We are currently using the GPT-3.5-turbo model via the Open AI API for our application. During our testing phase, we noticed a significant difference in response speed between the API and the ChatGPT UI. We would like to share our observations and seek insights, solutions, and potential workarounds from the community.
In our testing, we encountered a noticeable discrepancy in response times. For instance, when sending a prompt with approximately 2300 tokens, we observed response times ranging from 21 to 30 seconds when using the API. However, when using the ChatGPT UI, the response time averaged around 7 seconds. We performed various adjustments to parameters such as temperature, token length, and others, but the speed difference persisted across both platforms.
Request for Insights and Solutions:
We would greatly appreciate insights and potential solutions from the community to help address this speed discrepancy. Our goal is to achieve a more consistent and efficient response time when utilizing the Open AI API. Some specific areas where we seek assistance include:
Optimizing API Performance: We would like to explore techniques or settings to improve the response speed while using the GPT-3.5-turbo model via the API.

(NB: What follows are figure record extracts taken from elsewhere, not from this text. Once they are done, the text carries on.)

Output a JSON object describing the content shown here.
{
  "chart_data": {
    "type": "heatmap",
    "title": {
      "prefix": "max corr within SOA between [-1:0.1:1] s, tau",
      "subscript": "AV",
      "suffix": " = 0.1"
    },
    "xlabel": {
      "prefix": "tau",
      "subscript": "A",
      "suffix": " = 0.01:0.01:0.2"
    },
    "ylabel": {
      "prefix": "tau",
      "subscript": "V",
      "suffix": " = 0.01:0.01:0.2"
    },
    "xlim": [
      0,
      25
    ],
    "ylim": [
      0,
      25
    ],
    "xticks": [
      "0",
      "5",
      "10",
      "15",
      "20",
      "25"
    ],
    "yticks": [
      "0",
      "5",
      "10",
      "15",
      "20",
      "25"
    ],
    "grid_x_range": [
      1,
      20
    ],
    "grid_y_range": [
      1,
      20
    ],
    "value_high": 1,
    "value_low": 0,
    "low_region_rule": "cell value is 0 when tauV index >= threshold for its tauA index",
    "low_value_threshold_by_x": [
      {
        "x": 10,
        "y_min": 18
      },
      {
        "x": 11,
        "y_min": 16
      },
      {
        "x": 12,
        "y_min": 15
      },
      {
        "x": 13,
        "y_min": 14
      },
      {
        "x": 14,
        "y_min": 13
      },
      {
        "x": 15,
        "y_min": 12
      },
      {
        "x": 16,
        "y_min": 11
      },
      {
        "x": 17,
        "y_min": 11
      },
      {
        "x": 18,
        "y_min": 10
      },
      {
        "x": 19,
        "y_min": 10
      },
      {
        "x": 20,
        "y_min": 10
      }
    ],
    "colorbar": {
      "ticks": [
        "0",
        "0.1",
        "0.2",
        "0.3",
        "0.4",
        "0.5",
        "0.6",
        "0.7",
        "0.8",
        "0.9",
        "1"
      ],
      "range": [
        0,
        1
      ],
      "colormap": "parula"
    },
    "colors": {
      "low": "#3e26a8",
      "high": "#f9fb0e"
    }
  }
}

Understanding Infrastructure Differences: It would be helpful to gain a deeper understanding of any underlying infrastructure differences between the API and the ChatGPT UI that could account for the variation in response times.
Best Practices and Workarounds: We would like to learn about any best practices or workarounds that developers have successfully employed to mitigate or minimize the response time difference between the API and the ChatGPT UI.
Thank you in advance for your contributions and support in resolving this issue.